Les forgerons de Saint-Ferme s’occupaient uniquement du bétail et il fallait
prendre rendez-vous.
« Les gens de Saint-Ferme se retrouvaient à l’église. »
* Je suis née en 1927 à
Saint-Ferme. Mes parents travaillaient la terre. Ils étaient propriétaires,
cultivaient la vigne et élevaient des bœufs. Pendant la guerre, ça n’était pas
occupé chez nous, mais on a quand même vu les Allemands. Une fois, ils sont
passés chez mes parents. Ils voulaient un veau et ont inspecté toutes les
litières. Pas de chance, nous n’avions que des bœufs.

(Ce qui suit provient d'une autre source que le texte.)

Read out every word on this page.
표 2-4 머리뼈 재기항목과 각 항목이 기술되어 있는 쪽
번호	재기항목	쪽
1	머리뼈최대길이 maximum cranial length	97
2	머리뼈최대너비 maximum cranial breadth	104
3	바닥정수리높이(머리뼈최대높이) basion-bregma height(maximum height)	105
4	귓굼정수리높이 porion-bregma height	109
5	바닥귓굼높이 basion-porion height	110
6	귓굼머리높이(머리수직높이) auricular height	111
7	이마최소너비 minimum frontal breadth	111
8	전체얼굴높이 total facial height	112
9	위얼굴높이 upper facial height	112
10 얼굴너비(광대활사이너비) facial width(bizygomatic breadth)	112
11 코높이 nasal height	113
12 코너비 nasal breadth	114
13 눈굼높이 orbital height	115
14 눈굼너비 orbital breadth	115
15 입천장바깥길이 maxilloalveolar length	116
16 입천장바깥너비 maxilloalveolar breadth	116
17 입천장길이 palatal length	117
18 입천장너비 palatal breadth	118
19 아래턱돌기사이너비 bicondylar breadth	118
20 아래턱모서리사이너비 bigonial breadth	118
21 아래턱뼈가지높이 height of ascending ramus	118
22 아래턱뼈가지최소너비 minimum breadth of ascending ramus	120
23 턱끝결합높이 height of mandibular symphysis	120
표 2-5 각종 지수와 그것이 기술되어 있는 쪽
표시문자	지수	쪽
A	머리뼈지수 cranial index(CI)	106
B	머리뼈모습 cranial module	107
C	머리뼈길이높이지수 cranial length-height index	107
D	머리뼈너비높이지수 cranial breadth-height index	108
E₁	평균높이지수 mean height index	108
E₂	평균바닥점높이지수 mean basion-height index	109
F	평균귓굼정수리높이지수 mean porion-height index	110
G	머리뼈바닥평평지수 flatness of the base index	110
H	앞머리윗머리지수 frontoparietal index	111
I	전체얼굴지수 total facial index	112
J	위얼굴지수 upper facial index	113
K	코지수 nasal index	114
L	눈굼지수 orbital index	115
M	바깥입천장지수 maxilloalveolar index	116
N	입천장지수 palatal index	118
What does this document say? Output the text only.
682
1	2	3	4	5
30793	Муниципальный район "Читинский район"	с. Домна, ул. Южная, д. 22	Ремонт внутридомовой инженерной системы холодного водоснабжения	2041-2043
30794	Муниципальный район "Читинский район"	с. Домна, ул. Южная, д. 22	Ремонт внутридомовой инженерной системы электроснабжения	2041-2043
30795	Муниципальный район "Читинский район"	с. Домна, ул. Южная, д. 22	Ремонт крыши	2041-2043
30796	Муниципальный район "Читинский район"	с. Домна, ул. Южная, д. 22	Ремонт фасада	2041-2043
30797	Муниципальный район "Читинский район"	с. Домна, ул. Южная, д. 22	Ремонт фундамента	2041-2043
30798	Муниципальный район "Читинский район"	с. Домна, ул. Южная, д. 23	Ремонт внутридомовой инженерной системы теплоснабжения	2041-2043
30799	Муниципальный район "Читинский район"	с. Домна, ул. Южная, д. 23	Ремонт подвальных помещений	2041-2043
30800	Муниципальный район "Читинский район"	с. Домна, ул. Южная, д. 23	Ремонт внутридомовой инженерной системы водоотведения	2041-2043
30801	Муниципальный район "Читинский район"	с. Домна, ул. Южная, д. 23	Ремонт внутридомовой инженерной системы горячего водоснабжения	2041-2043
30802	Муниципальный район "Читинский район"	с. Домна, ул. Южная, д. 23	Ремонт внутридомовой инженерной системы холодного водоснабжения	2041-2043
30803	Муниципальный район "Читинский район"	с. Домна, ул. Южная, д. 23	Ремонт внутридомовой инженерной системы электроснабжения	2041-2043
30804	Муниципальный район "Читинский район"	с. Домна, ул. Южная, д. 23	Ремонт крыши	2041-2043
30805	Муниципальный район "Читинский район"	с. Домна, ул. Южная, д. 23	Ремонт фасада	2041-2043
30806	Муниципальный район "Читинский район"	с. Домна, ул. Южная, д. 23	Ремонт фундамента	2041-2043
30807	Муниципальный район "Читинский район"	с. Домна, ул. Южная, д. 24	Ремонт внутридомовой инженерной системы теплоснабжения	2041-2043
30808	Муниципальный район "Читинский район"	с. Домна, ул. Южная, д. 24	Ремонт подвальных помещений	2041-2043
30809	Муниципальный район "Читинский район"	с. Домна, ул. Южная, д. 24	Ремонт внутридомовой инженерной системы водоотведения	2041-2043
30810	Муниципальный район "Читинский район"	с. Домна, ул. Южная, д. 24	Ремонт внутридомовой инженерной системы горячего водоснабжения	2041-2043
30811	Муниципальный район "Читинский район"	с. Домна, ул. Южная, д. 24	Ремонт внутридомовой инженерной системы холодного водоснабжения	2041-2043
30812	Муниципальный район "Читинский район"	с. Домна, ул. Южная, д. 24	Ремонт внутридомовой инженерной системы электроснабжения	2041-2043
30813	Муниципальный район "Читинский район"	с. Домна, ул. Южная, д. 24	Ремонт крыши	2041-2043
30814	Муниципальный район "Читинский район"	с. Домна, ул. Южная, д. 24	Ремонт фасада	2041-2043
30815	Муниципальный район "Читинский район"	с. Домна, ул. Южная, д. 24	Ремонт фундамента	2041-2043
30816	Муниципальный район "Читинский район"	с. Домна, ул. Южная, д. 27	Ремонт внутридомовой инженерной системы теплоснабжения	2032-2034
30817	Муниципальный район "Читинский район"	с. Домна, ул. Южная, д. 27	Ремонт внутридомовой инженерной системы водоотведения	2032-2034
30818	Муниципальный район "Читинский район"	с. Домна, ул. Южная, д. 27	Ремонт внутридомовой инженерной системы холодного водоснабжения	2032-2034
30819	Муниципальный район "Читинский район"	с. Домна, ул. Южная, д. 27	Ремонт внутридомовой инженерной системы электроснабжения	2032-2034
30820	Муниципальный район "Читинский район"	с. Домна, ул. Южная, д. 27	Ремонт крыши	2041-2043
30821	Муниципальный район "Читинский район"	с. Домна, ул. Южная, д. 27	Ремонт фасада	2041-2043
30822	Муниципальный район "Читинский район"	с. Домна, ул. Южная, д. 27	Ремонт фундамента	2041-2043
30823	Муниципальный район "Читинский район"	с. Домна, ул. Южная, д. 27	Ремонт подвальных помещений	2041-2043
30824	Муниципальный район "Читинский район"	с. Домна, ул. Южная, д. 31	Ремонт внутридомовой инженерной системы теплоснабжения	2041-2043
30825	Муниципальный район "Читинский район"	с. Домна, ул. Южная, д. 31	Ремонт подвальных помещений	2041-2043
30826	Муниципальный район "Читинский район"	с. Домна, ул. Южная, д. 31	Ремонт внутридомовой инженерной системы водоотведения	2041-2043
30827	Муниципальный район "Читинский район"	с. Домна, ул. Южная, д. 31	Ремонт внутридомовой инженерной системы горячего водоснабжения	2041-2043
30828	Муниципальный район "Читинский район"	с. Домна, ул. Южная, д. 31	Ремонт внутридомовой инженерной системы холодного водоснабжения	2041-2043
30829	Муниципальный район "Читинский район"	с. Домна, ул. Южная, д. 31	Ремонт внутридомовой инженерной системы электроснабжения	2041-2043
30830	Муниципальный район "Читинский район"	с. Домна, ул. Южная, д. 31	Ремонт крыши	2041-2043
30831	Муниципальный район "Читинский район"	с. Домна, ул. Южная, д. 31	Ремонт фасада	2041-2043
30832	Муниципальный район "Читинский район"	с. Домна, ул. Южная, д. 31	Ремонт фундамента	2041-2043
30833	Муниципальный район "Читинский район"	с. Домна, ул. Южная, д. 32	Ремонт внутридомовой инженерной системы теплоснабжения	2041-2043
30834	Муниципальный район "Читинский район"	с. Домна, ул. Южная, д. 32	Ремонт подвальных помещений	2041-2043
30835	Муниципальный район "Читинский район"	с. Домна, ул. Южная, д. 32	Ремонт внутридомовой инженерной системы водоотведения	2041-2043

Je me suis mariée à Saint-Ferme
en 1943. Mon mari habitait à Rimons, une commune proche. Après notre mariage,
nous nous sommes installés dans le bourg de Saint-Ferme, dans la rue
principale. Comme nous avions seulement une cour derrière la maison, on louait
le jardin de l’école pour faire venir des légumes. A Saint-Ferme, nous avions trois
épiciers, un boulanger et un boucher, Monsieur Cao. J’achetais les volailles
chez les paysans du coin.
|
Le bourg de Saint-Ferme au milieu du XXe siècle. Odette Pinlou habitait avec son époux dans la dernière maison sur la gauche avant le virage, autrefois occupée par l’épicier Nèble. |
Les gens
de Saint-Ferme se retrouvaient à l’église. La cloche sonnait tous les jours, à
midi et le soir. Il n’y avait que le matin qu’elle ne sonnait pas, pour ne pas
réveiller les gens. Beaucoup de personnes venaient à la messe le dimanche. Moi,
je n’y allais pas. On n’était pas tellement croyant dans ma famille. Je m’y
rendais seulement pour les fêtes, la fête de l’Agneau, les baptêmes, les mariages
… Je la connais par cœur cette abbaye. Il y avait déjà des touristes qui
venaient la visiter à ce moment-là, mais moins que maintenant.
|
L’abbaye de Saint-Ferme au milieu du XXe siècle. Dans le prolongement de l’abbaye, sur la droite : l’école et la Mairie. |
|
Cour intérieure et puits de l’abbaye de Saint-Ferme au début du XXe siècle. |
|
Cour intérieure et puits de l’abbaye de Saint-Ferme au début du XXe siècle. Au centre de la photo, à l'étage, on voit les deux fenêtres de l'école publique. |
|
Cour intérieure et ancien puits de l’abbaye de Saint-Ferme en 2011.